Pyrrhos... the GL won't trigger a GA for Sumeria or Greece unless you also have another wonder built which matches the other trait. For Greece along with the GLB you need a commercial wonder, such as the Colossus (on Deity???) or Smith's Trading Company (maybe) if you want to trigger your GA via wonders. For Sumeria you would need an agricultural wonder along with the GLB such as the Pyramids (on Deity???), Hanging Gardens (on Deity???), Universal Suffrage, or Hoover Dam.
 
This can work for a demi-god standard sized map... or at least it pretty much did when I finally won COTM 48.
 
For a pre-build on the Great Library, you can either play as industrious, or use those king units to get early contacts and then trade around for masonry... probably after you've traded around for alphabet... and you can probably use alphabet to trade for masonry.
 
You don't need a leader in order to do this.

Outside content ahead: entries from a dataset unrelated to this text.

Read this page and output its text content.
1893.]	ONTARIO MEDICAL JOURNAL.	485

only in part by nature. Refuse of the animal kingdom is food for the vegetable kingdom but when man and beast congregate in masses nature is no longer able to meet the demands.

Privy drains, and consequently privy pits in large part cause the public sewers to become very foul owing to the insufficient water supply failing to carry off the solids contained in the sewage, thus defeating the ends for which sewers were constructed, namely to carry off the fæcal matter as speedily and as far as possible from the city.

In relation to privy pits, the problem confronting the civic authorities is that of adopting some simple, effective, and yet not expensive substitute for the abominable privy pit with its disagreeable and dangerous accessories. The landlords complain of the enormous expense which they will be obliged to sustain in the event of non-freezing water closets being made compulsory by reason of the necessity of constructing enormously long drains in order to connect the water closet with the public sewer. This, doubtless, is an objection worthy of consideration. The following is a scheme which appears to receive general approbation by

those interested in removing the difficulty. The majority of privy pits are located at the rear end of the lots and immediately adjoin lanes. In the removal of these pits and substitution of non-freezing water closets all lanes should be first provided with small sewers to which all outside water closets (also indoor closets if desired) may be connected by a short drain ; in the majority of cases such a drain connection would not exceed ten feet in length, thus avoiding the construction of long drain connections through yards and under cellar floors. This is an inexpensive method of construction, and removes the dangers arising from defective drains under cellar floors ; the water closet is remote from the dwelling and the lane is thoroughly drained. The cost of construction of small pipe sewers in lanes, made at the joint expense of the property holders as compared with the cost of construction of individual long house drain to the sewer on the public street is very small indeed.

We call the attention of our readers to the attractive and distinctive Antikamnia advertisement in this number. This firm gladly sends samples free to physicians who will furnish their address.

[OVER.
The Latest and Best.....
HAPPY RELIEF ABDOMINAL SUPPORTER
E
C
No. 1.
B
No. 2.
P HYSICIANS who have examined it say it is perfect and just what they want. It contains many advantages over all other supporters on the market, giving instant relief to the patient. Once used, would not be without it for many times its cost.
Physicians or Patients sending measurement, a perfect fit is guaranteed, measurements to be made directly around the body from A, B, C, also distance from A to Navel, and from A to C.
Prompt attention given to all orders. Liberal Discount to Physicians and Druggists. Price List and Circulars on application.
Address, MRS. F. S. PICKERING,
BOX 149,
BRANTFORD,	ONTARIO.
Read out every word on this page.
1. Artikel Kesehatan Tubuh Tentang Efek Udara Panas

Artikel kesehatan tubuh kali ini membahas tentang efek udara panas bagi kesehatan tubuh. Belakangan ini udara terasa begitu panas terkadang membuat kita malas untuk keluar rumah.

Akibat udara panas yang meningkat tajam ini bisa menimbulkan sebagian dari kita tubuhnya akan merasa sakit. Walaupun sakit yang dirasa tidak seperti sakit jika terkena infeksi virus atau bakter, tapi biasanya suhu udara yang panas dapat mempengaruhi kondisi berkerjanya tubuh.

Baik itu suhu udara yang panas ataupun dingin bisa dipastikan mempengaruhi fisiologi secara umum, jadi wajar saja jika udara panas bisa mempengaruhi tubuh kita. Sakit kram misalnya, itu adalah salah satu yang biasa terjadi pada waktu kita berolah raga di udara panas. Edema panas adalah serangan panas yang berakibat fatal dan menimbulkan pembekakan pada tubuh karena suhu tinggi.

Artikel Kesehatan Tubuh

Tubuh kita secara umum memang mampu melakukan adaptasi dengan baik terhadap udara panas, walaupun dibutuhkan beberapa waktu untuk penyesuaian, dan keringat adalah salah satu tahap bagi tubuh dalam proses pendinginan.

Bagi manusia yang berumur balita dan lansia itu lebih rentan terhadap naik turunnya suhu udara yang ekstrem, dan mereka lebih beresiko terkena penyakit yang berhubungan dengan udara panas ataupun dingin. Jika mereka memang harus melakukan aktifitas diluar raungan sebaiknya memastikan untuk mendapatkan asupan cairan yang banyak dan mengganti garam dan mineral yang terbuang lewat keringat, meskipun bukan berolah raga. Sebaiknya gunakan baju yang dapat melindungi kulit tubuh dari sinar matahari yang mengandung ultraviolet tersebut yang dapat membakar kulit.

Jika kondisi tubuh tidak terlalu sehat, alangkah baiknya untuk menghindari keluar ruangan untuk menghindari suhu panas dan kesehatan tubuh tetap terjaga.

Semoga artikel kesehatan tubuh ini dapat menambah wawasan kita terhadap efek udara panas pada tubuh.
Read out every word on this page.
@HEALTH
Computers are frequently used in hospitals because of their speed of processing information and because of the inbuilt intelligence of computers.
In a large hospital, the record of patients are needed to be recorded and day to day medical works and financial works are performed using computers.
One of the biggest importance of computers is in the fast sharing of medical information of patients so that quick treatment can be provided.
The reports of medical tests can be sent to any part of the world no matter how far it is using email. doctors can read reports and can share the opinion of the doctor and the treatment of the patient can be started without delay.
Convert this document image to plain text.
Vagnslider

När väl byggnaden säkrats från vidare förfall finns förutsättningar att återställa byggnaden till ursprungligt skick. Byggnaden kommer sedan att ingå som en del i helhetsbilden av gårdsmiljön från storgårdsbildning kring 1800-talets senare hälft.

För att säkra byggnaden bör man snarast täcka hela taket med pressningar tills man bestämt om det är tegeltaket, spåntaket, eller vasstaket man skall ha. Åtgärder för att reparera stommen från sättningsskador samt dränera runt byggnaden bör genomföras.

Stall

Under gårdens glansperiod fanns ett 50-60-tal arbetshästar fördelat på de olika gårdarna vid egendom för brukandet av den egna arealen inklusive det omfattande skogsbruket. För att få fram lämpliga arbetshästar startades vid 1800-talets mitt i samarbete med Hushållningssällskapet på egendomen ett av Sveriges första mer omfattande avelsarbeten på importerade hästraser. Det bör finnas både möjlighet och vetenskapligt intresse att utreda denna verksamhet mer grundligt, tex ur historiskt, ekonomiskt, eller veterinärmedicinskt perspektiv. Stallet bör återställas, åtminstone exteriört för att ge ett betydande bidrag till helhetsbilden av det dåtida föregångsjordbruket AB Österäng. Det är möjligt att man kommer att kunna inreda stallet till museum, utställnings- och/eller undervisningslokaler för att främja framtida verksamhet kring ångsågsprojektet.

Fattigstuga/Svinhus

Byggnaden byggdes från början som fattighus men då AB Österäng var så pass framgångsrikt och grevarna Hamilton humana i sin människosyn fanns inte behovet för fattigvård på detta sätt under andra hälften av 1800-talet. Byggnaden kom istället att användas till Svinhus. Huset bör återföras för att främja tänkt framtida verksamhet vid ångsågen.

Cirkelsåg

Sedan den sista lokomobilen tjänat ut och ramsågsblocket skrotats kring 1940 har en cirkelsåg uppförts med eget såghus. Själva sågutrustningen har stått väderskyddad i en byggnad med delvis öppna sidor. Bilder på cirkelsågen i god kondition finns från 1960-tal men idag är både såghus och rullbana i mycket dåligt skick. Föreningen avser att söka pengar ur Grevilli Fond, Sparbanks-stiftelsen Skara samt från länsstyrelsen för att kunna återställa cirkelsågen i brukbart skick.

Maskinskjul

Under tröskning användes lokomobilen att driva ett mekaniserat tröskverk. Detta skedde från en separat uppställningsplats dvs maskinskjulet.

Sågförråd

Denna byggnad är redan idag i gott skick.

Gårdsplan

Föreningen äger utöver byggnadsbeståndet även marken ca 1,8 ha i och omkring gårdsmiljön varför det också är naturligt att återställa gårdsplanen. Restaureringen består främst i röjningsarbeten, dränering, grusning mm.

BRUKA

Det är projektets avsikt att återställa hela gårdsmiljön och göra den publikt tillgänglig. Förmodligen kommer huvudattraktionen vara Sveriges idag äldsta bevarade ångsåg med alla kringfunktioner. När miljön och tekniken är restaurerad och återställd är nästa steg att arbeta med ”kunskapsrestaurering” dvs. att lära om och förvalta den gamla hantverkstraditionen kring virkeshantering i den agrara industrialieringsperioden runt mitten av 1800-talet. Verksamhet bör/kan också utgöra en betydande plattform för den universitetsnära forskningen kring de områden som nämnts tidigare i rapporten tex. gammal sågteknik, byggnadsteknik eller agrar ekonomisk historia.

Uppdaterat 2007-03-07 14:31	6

Check it:
 

Attachments

  • Deity Iroquois Final.SAV
    693.9 KB · Views: 194
Wow.. this is really helpful, even if your not playing Deity, It can be used on any level in this game.
 
Parts of this perhaps. I can't see the main idea giving much help on Chieftain though, as I don't know why you want The Great Library there other than for culture and they don't really have all that much cash from what I've seen.
 
So I did this on a standard sized "archipelago" map with the Byzantines on Deity.
 

Attachments

  • Byzantines Standard Final.SAV
    317.5 KB · Views: 131
Spoonwood, I was wondering how you managed to get some of the wonders done so fast. The Iroquois game especially. Salamanca made Sufferage in 640AD and then in 770AD finished Hoovers. They are both 800 shields and Salamanc is making a base of 12 shields and boosted to 24.

Byz game also was impressive with the capitol making US in 660AD, ToE in 800 and Hoover in 930AD. It is a bit better of a city in that it has 16 base shields.
 
VMXA,

1) The quick tech pace. O.K., so that doesn't explain much.

2) In short, you only see the final configuration here. In a diplo. or potentially space game like these (I tend to think differently for a 20k game and I know I *would* think differently for an industrial/modern age conquest/domination game), once I get Steam Power I usually like to rail everything up first... if I have coal, of course. After I've done that, except for cities building special projects like wonders, my cities usually have hospitals, so I irrigate everything to speed growth, since I don't really need production at that point, and so I have more specialists. Oh wait... I'd better go back. In the ancient ages I usually mine green/irrigate brown and food bonus squares. In the early middle ages I usually do much of the same, sometimes I irrigate a little green. In the high medieval period when I have cities hit size 12 (maybe due to adding in workers), I'll mine/forest until my cities produce as many shields as they can. I more or less stick with that configuration until I irrigate in the industrial age, except for maybe chopping a few forests once rails appear. The cities I have producing the three industrial great wonders don't get irrigated until they've finished their wonders, or I'll consider re-mining to get those in faster.
 
If you have no taxes whatsoever, your markeplace does nothing, but cost money.

Two things I'd say here:

Depending on the number of luxes/size of the city, the marketplace's effect of increasing the content faces can be very useful.

The marketplace might not always produce money when you're running very high science, but usually it's possible to drop the sci slider in the last turn or two. The marketplace can pay for itself in that turn. And if you have Adam Smith's, of course, it's free money.
 
Great article. I'm gonna dig up civ3 again and try it out.